Fig. 4.4 Reconstruction error of Time attribute. The blue histogram denotes for reconstruction error of normal points and the green one denotes for anomalous points.

Discussion

Introduction

Methods

Missing attribute simulation

In this case, x1 is drawn from a uniform distribution in the range[1,5], i.e. 5 events belong to the log, and x2 from a uniform distribution in the range[1,2], i.e. only 2 attributes can be missing (activity or timestamp). Note that continuous missing attributes are set to NaN, whereas discrete missing attributes are set to NaT. As a result of this procedure, the probability of an attribute value being missing is completely random.

Table 5.1 Example of missing attribute value setting, using the BPI Challenge 2012 event log.

Input data treatment

The goal of the model training step is to train a model that can learn the latent distribution of the event log data. After the model is trained, each instance in the event log is reconstructed into an output matrix of p×q elementsc'i,jof. As a result of the model learning step, in the output matrix, the values of the missing attributes (indicated by 0 in the input matrix) are mapped to a valid value for numerical attributes and to a probability for categorical attributes.

To define the loss function to be optimized, during model training we introduce a masking matrix to distinguish missing values and zero padding values from non-zero values in an input matrix. In this post-processing step, missing values of numeric attributes are converted to valid values in an event log by inverting Eq.

Experiments

Evaluation criteria

Results

The high variability of the results for the BPI 2013 event log is due to the distribution of activity durations. Comparing the performance of the model in the real and artificial log, we see that the model can achieve a more stable result in the later data set. This is due to the fact that there are fewer disturbances and distractions due to noise in the artificial tree trunks.

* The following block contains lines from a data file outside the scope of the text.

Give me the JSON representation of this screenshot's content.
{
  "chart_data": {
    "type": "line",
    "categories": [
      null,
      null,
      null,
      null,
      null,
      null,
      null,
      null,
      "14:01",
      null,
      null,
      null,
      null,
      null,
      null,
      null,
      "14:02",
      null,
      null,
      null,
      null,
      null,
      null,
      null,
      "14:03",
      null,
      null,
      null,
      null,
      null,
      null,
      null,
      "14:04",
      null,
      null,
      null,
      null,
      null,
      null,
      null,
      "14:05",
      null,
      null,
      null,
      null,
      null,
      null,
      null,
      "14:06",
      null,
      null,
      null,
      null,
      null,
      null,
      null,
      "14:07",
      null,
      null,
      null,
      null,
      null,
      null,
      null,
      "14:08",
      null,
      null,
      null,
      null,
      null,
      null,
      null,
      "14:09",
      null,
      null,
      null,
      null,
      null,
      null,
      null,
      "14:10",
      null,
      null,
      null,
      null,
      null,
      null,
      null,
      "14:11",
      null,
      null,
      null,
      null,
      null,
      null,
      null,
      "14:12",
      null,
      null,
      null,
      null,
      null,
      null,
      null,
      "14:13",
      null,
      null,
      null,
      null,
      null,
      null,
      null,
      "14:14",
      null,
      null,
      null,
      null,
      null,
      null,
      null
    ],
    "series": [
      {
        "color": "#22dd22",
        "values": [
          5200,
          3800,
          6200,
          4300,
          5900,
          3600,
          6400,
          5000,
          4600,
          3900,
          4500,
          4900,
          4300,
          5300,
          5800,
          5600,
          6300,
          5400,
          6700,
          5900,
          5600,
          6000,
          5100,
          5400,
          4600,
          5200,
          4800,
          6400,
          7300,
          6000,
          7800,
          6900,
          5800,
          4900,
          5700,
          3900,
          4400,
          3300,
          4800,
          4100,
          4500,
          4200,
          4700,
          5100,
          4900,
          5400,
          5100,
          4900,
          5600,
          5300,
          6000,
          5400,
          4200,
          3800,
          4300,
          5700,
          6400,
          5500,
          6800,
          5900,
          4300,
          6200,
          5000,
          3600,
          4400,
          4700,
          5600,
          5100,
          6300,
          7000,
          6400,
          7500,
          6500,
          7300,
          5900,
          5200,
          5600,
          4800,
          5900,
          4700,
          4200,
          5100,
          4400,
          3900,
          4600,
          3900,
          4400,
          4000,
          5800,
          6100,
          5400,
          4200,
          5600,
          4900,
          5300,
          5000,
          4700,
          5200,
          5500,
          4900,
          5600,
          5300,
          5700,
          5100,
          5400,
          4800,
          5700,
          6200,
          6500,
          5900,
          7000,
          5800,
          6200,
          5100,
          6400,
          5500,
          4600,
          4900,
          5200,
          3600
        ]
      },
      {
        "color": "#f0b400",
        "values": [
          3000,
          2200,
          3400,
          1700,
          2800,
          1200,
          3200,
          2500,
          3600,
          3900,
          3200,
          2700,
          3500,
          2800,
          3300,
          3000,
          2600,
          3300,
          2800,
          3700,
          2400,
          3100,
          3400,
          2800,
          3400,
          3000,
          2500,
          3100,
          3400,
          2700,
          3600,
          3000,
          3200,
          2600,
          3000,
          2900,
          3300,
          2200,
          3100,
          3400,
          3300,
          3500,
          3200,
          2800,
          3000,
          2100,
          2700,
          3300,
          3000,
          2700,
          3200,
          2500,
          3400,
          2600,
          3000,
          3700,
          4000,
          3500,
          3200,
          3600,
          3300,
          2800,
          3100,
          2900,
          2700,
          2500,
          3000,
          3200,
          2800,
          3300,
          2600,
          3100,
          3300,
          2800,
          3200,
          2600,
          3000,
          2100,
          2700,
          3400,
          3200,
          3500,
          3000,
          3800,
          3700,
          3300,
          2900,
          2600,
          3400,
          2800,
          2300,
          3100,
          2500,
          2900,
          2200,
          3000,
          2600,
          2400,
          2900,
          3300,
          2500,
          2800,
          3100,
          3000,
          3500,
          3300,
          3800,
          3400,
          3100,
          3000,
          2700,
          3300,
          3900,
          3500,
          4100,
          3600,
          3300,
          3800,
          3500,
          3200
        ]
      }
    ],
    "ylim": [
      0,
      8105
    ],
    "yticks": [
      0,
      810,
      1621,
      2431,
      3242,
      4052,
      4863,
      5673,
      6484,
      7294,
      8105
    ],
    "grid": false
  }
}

This may be due to the fact that a sequence of activities in an event log tends to follow a particular pattern determined by the process control flow. It therefore appears that the performance of the model should be evaluated in the future with respect to the complexity of a process model control flow.

Table 5.6 Model performance for missing activity label reconstruction, measured by accuracy.

Discussion

The results in Table 5.6 show a remarkable effectiveness of the proposed method in reconstructing missing activity names. As the number of missing attribute values increases, the performance of the proposed reconstruction models deteriorates. Once these control flow structures are learned by a model, they can easily be used to reliably impute missing values.

However, it can be generalized to other variables that typically belong to an event log. First, the bias introduced by the distribution of timestamps values leads to poor imputation of timestamps compared to activity names.

Conclusion

Future work

A journal article titled "Neural Computing to Improve Event Log Quality" is currently in preparation for journal submission (expected January 2018). In Proceedings of the 17th International Conference on Foundations of Intelligent Systems, ISMIS’08, pages 150–159, Berlin, Heidelberg. I would like to thank Mr. Hoang Minh Le for being so responsive to all my technical questions and providing me with the computer and software to perform all the experiments in this thesis.

In this appendix, we will graphically show the simulated anomalous time attribute. a) Accepted-Assigned (b) Accepted-In Progress. The green dot indicates abnormal data, the blue dot indicates normal data, and the solid red line is the boundary. In this appendix, we provide the visualization of the ROC curves obtained from the experiments in Chapter 4.

In this appendix, we provide a brief guide on how to reproduce the results shown in this thesis.